The first is to insist on independent innovation. Mr. Yan Huachun, a villager in Jiulong Town, Jiaozhou City, Shandong Province, engaged in the processing of textile machinery. He said: “Enterprises should pay attention to the improvement of product technology and the development of new products. China imports a large number of advanced and efficient textile machinery equipment from abroad every year, which not only wastes a lot of The cost of capital, but also the high profit margins of the high-end market. To improve the efficiency and integration of products is also the basis for improving international competitiveness. Especially after the establishment of ASEAN, China should seize the opportunity and improve steadily."

The second is to optimize the layout of industrial regions.
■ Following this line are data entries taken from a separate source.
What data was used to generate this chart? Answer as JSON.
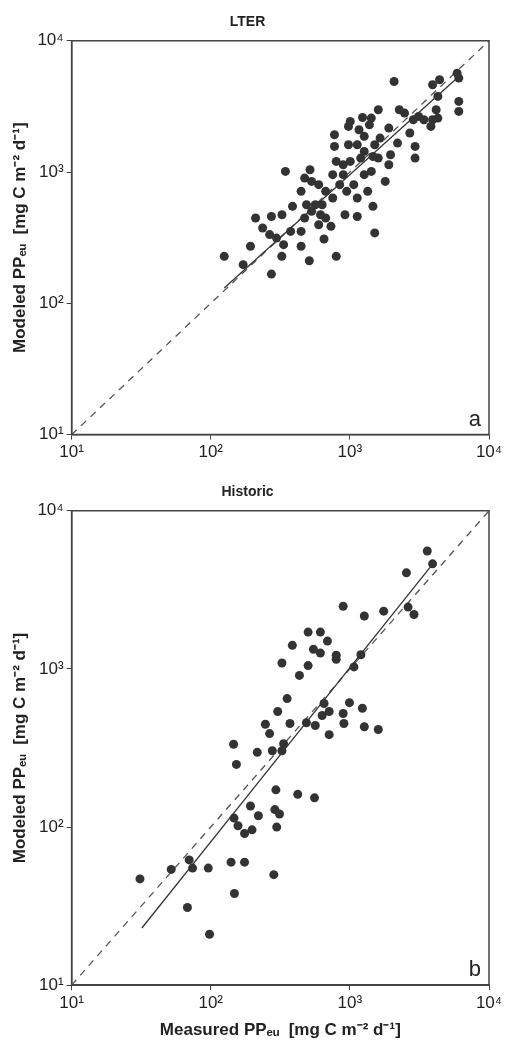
{
  "chart_data": [
    {
      "type": "scatter",
      "title": "LTER",
      "ylabel": "Modeled PPₑᵤ  [mg C m⁻² d⁻¹]",
      "annotations": [
        "a"
      ],
      "xlim": [
        10,
        10000
      ],
      "ylim": [
        10,
        10000
      ],
      "xticks": [
        {
          "value": 10,
          "label": "10¹"
        },
        {
          "value": 100,
          "label": "10²"
        },
        {
          "value": 1000,
          "label": "10³"
        },
        {
          "value": 10000,
          "label": "10⁴"
        }
      ],
      "yticks": [
        {
          "value": 10,
          "label": "10¹"
        },
        {
          "value": 100,
          "label": "10²"
        },
        {
          "value": 1000,
          "label": "10³"
        },
        {
          "value": 10000,
          "label": "10⁴"
        }
      ],
      "log": "xy",
      "grid": false,
      "legend": false,
      "series": [
        {
          "marker": "circle",
          "color": "#333333",
          "x": [
            125,
            171,
            193,
            273,
            210,
            273,
            325,
            236,
            265,
            297,
            334,
            324,
            446,
            511,
            652,
            798,
            344,
            387,
            446,
            517,
            531,
            473,
            531,
            597,
            632,
            670,
            731,
            753,
            845,
            896,
            896,
            949,
            1006,
            1067,
            1130,
            922,
            1130,
            1268,
            1343,
            1465,
            1509,
            1796,
            1426,
            1467,
            1196,
            1268,
            1509,
            1600,
            1905,
            1960,
            2201,
            1905,
            1648,
            1268,
            1130,
            977,
            775,
            775,
            977,
            1163,
            1006,
            1233,
            1426,
            1600,
            1382,
            2080,
            2266,
            2472,
            2697,
            2857,
            2943,
            2943,
            3119,
            3404,
            3822,
            3931,
            4171,
            4290,
            3931,
            4413,
            4290,
            5902,
            6068,
            6068,
            6068,
            473,
            597,
            670,
            488,
            564,
            615,
            446,
            375,
            753,
            798
          ],
          "values": [
            228,
            197,
            272,
            167,
            447,
            459,
            473,
            375,
            334,
            314,
            280,
            228,
            272,
            211,
            309,
            228,
            1012,
            548,
            713,
            1042,
            849,
            447,
            502,
            397,
            564,
            447,
            386,
            634,
            802,
            955,
            1138,
            713,
            1205,
            802,
            634,
            473,
            459,
            955,
            713,
            548,
            344,
            849,
            1012,
            1315,
            1278,
            1437,
            1614,
            1278,
            1138,
            1355,
            1663,
            2163,
            1815,
            1871,
            1614,
            1614,
            1568,
            1925,
            2227,
            2101,
            2432,
            2606,
            2576,
            2983,
            2291,
            4898,
            2983,
            2814,
            1983,
            2502,
            1568,
            1278,
            2654,
            2502,
            2227,
            2502,
            2983,
            2576,
            4623,
            5050,
            3770,
            5672,
            5197,
            3454,
            2897,
            900,
            802,
            713,
            564,
            564,
            473,
            353,
            353,
            955,
            1205
          ]
        },
        {
          "type": "line",
          "marker": "none",
          "line_style": "solid",
          "color": "#333333",
          "x": [
            125,
            5900
          ],
          "values": [
            131,
            5200
          ]
        },
        {
          "type": "line",
          "marker": "none",
          "line_style": "dashed",
          "color": "#555555",
          "x": [
            10,
            10000
          ],
          "values": [
            10,
            10000
          ]
        }
      ]
    },
    {
      "type": "scatter",
      "title": "Historic",
      "xlabel": "Measured PPₑᵤ  [mg C m⁻² d⁻¹]",
      "ylabel": "Modeled PPₑᵤ  [mg C m⁻² d⁻¹]",
      "annotations": [
        "b"
      ],
      "xlim": [
        10,
        10000
      ],
      "ylim": [
        10,
        10000
      ],
      "xticks": [
        {
          "value": 10,
          "label": "10¹"
        },
        {
          "value": 100,
          "label": "10²"
        },
        {
          "value": 1000,
          "label": "10³"
        },
        {
          "value": 10000,
          "label": "10⁴"
        }
      ],
      "yticks": [
        {
          "value": 10,
          "label": "10¹"
        },
        {
          "value": 100,
          "label": "10²"
        },
        {
          "value": 1000,
          "label": "10³"
        },
        {
          "value": 10000,
          "label": "10⁴"
        }
      ],
      "log": "xy",
      "grid": false,
      "legend": false,
      "series": [
        {
          "marker": "circle",
          "color": "#333333",
          "x": [
            3600,
            3930,
            2550,
            2620,
            2890,
            1750,
            1270,
            895,
            501,
            614,
            690,
            386,
            547,
            614,
            798,
            798,
            325,
            501,
            434,
            1070,
            1200,
            354,
            303,
            371,
            247,
            265,
            277,
            216,
            146,
            153,
            334,
            325,
            487,
            564,
            632,
            710,
            652,
            895,
            906,
            993,
            1230,
            1270,
            1600,
            710,
            294,
            422,
            557,
            289,
            312,
            298,
            147,
            193,
            198,
            175,
            157,
            220,
            140,
            175,
            148,
            284,
            96,
            70,
            74,
            52,
            31,
            68,
            98
          ],
          "values": [
            5570,
            4620,
            4050,
            2460,
            2210,
            2320,
            2160,
            2490,
            1710,
            1710,
            1500,
            1410,
            1330,
            1260,
            1220,
            1150,
            1090,
            1050,
            910,
            1030,
            1230,
            649,
            538,
            452,
            447,
            390,
            304,
            297,
            334,
            249,
            337,
            304,
            457,
            439,
            508,
            538,
            605,
            523,
            452,
            612,
            564,
            431,
            414,
            384,
            172,
            161,
            153,
            129,
            121,
            100,
            114,
            136,
            96,
            91,
            102,
            118,
            60,
            60,
            38,
            50,
            55,
            62,
            55,
            54,
            47,
            31,
            21
          ]
        },
        {
          "type": "line",
          "marker": "none",
          "line_style": "solid",
          "color": "#333333",
          "x": [
            32,
            4000
          ],
          "values": [
            23,
            4680
          ]
        },
        {
          "type": "line",
          "marker": "none",
          "line_style": "dashed",
          "color": "#555555",
          "x": [
            10,
            10000
          ],
          "values": [
            10,
            10000
          ]
        }
      ]
    }
  ]
}
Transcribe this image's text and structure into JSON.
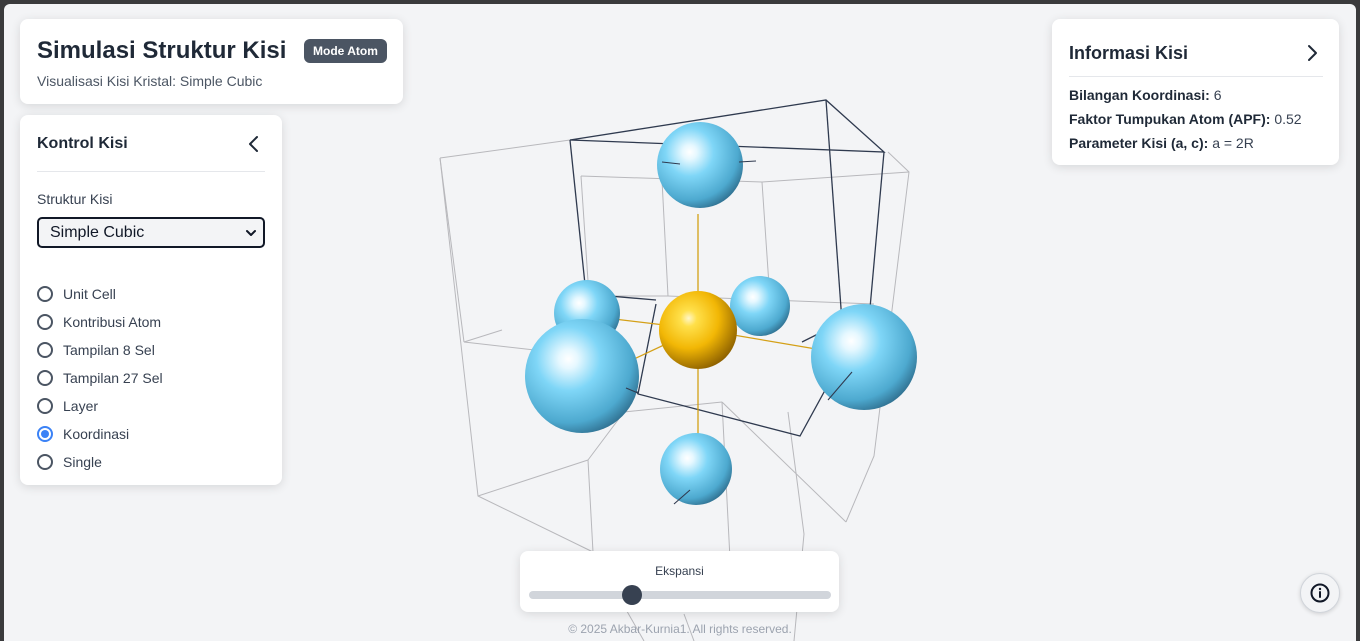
{
  "header": {
    "title": "Simulasi Struktur Kisi",
    "badge": "Mode Atom",
    "subtitle": "Visualisasi Kisi Kristal: Simple Cubic"
  },
  "control_panel": {
    "title": "Kontrol Kisi",
    "collapse_icon": "chevron-left-icon",
    "structure_label": "Struktur Kisi",
    "structure_selected": "Simple Cubic",
    "view_modes": [
      {
        "label": "Unit Cell",
        "checked": false
      },
      {
        "label": "Kontribusi Atom",
        "checked": false
      },
      {
        "label": "Tampilan 8 Sel",
        "checked": false
      },
      {
        "label": "Tampilan 27 Sel",
        "checked": false
      },
      {
        "label": "Layer",
        "checked": false
      },
      {
        "label": "Koordinasi",
        "checked": true
      },
      {
        "label": "Single",
        "checked": false
      }
    ]
  },
  "info_panel": {
    "title": "Informasi Kisi",
    "expand_icon": "chevron-right-icon",
    "coordination_label": "Bilangan Koordinasi:",
    "coordination_value": "6",
    "apf_label": "Faktor Tumpukan Atom (APF):",
    "apf_value": "0.52",
    "param_label": "Parameter Kisi (a, c):",
    "param_value": "a = 2R"
  },
  "expansion": {
    "label": "Ekspansi",
    "value_fraction": 0.34
  },
  "info_button": {
    "icon": "info-circle-icon"
  },
  "footer": "© 2025 Akbar-Kurnia1. All rights reserved.",
  "colors": {
    "accent": "#3b82f6",
    "center_atom": "#f2b705",
    "neighbor_atom": "#7dd3f5",
    "bond": "#d4a017",
    "cell_edge": "#2f3a4f",
    "grid": "#b8b8bc"
  }
}
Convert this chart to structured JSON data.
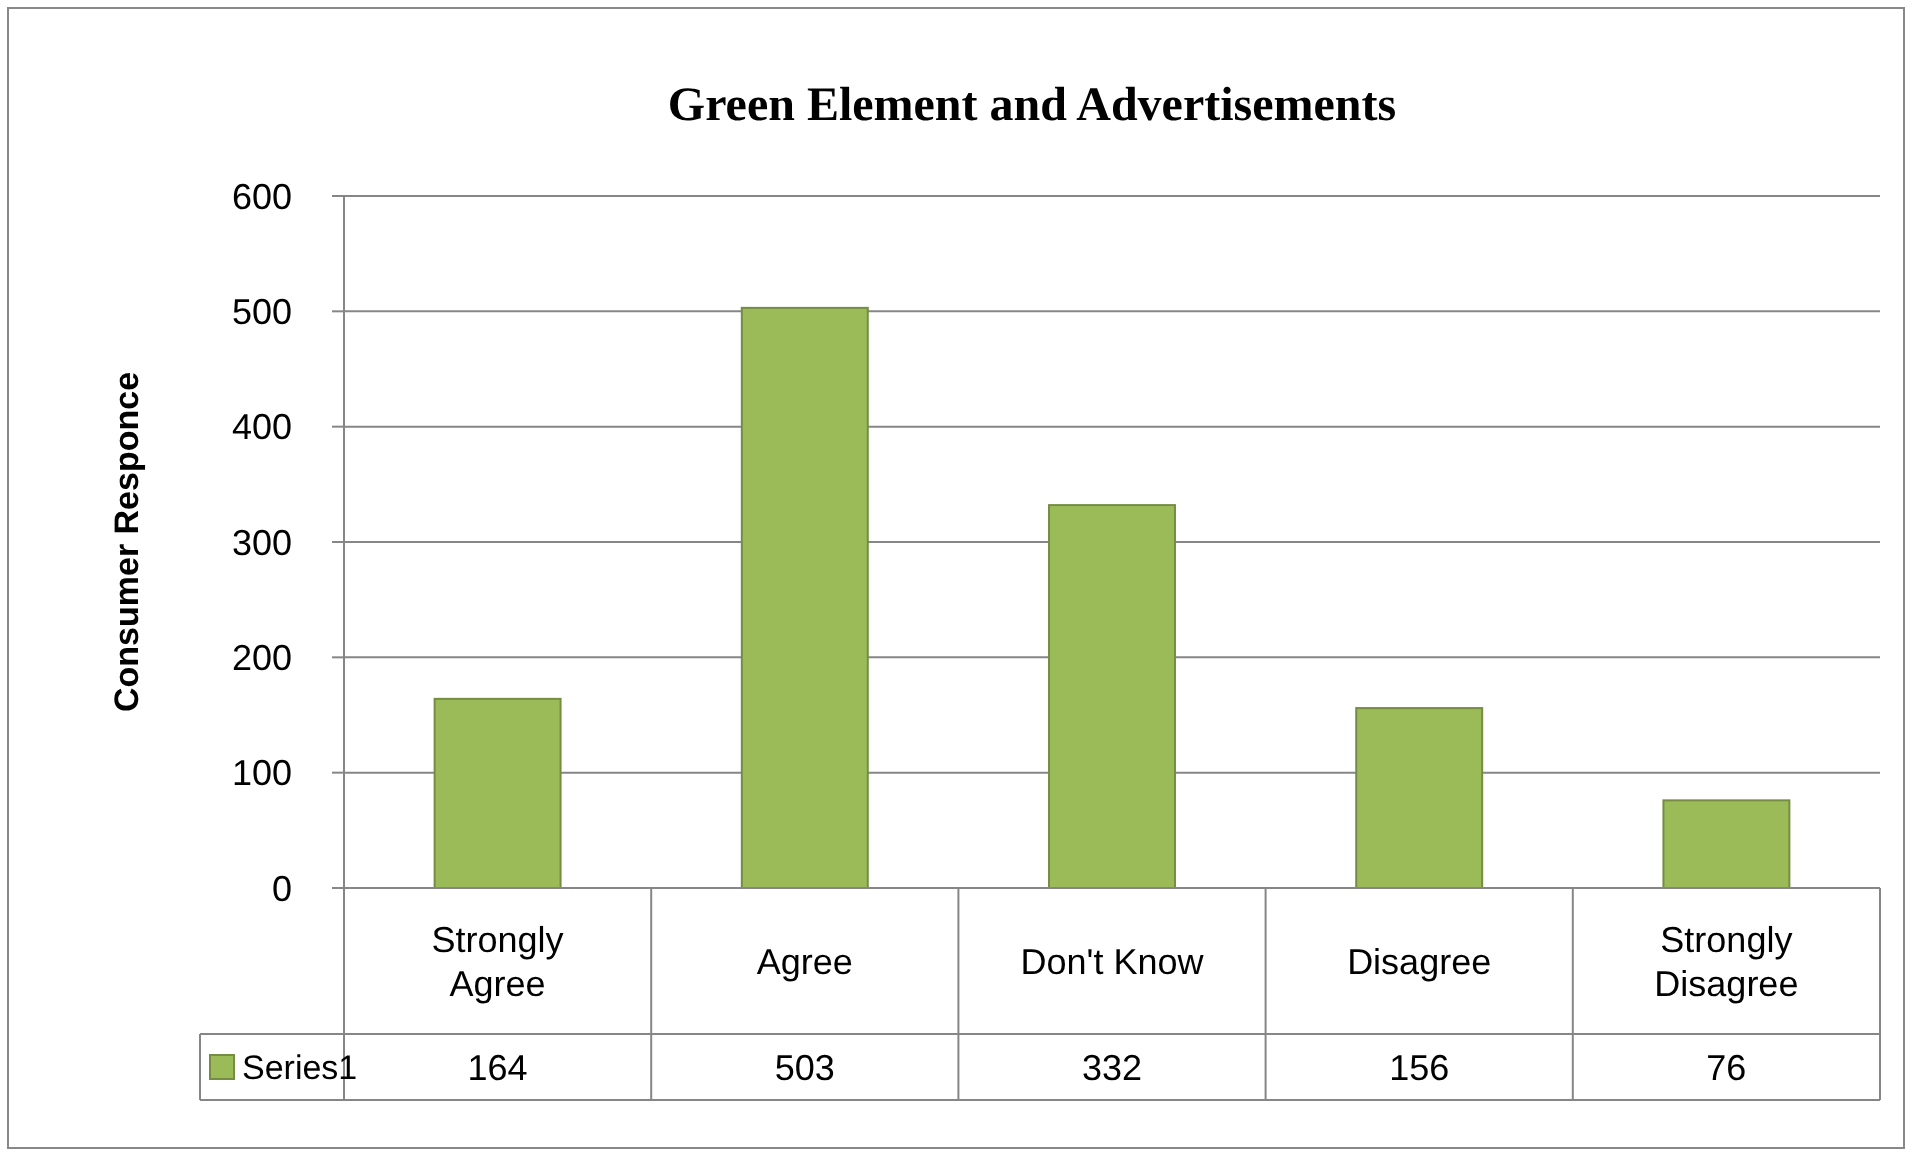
{
  "chart_data": {
    "type": "bar",
    "title": "Green Element and Advertisements",
    "ylabel": "Consumer Responce",
    "categories": [
      "Strongly Agree",
      "Agree",
      "Don't Know",
      "Disagree",
      "Strongly Disagree"
    ],
    "series": [
      {
        "name": "Series1",
        "color": "#9bbb59",
        "values": [
          164,
          503,
          332,
          156,
          76
        ]
      }
    ],
    "ylim": [
      0,
      600
    ],
    "yticks": [
      0,
      100,
      200,
      300,
      400,
      500,
      600
    ],
    "grid": "y",
    "legend": "bottom left",
    "data_labels": true
  }
}
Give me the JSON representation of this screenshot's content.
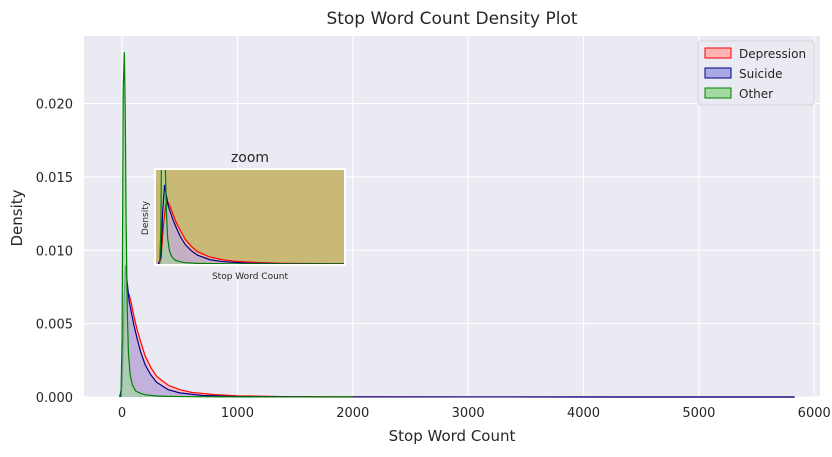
{
  "chart_data": {
    "type": "area",
    "title": "Stop Word Count Density Plot",
    "xlabel": "Stop Word Count",
    "ylabel": "Density",
    "xlim": [
      -330,
      6050
    ],
    "ylim": [
      0,
      0.0246
    ],
    "xticks": [
      0,
      1000,
      2000,
      3000,
      4000,
      5000,
      6000
    ],
    "yticks": [
      0.0,
      0.005,
      0.01,
      0.015,
      0.02
    ],
    "ytick_labels": [
      "0.000",
      "0.005",
      "0.010",
      "0.015",
      "0.020"
    ],
    "grid": true,
    "legend_position": "top-right",
    "series": [
      {
        "name": "Depression",
        "edge": "#ff0000",
        "fill": "#ffb3b3",
        "x": [
          -20,
          0,
          20,
          40,
          60,
          80,
          100,
          130,
          160,
          200,
          250,
          300,
          400,
          500,
          600,
          800,
          1000,
          1400,
          2000,
          3000,
          5830
        ],
        "y": [
          0,
          0.0005,
          0.0042,
          0.0068,
          0.007,
          0.0064,
          0.0056,
          0.0046,
          0.0038,
          0.0028,
          0.002,
          0.0014,
          0.0008,
          0.0005,
          0.00032,
          0.00016,
          8e-05,
          3e-05,
          1e-05,
          4e-06,
          0
        ]
      },
      {
        "name": "Suicide",
        "edge": "#00008b",
        "fill": "#a9a9e6",
        "x": [
          -20,
          0,
          15,
          30,
          45,
          60,
          80,
          100,
          130,
          160,
          200,
          250,
          300,
          400,
          500,
          700,
          1000,
          1500,
          2500,
          4000,
          5830
        ],
        "y": [
          0,
          0.0008,
          0.006,
          0.009,
          0.0078,
          0.0066,
          0.0058,
          0.005,
          0.004,
          0.0031,
          0.0022,
          0.0015,
          0.001,
          0.0005,
          0.00028,
          0.0001,
          3e-05,
          1e-05,
          4e-06,
          2e-06,
          0
        ]
      },
      {
        "name": "Other",
        "edge": "#008000",
        "fill": "#a3d9a3",
        "x": [
          -10,
          0,
          10,
          20,
          28,
          35,
          45,
          55,
          70,
          90,
          120,
          160,
          200,
          300,
          400,
          600,
          1000,
          1500,
          2000
        ],
        "y": [
          0,
          0.004,
          0.021,
          0.0235,
          0.019,
          0.012,
          0.006,
          0.003,
          0.0015,
          0.0008,
          0.0004,
          0.00025,
          0.00015,
          7e-05,
          4e-05,
          2e-05,
          8e-06,
          3e-06,
          0
        ]
      }
    ],
    "inset": {
      "title": "zoom",
      "xlabel": "Stop Word Count",
      "ylabel": "Density",
      "background": "#c9b977",
      "xlim": [
        -40,
        1500
      ],
      "ylim": [
        0,
        0.0107
      ]
    }
  }
}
Give full play to the basic role of market allocation of resources, actively promote the gradient transfer of the textile industry, promote the convergence of the industrial chain between the eastern coast and the central and western regions, and gradually form an industrial gradient pattern of east-west interaction, division of labor and cooperation, complementary advantages and coordinated development, and upgrade the textile industry in China. The overall competitiveness.

The third is to strengthen brand building. According to Zeng Ping, general manager of Qingdao Dingsheng Wood Machinery Co., Ltd., “Efforts are made to create independent brands and actively promote international operations. In the face of the economic globalization, we have fully utilized two resources and two markets, actively participated in the international division of labor, and developed transnational production. Management, promote the upgrading of industrial structure, expand the industry development space, and truly realize the transition from a “closed economy” to an “open economy.”

Fourth, based on the expansion of domestic demand, we will gradually adjust the proportion of domestic demand for textile fiber processing and the proportion of exports. While satisfying the increasing clothing consumption of the people, it also focuses on the development of home textiles and enterprise textile products with huge market potential, and improves the industrial structure of home textiles and enterprises with a small proportion of textile products.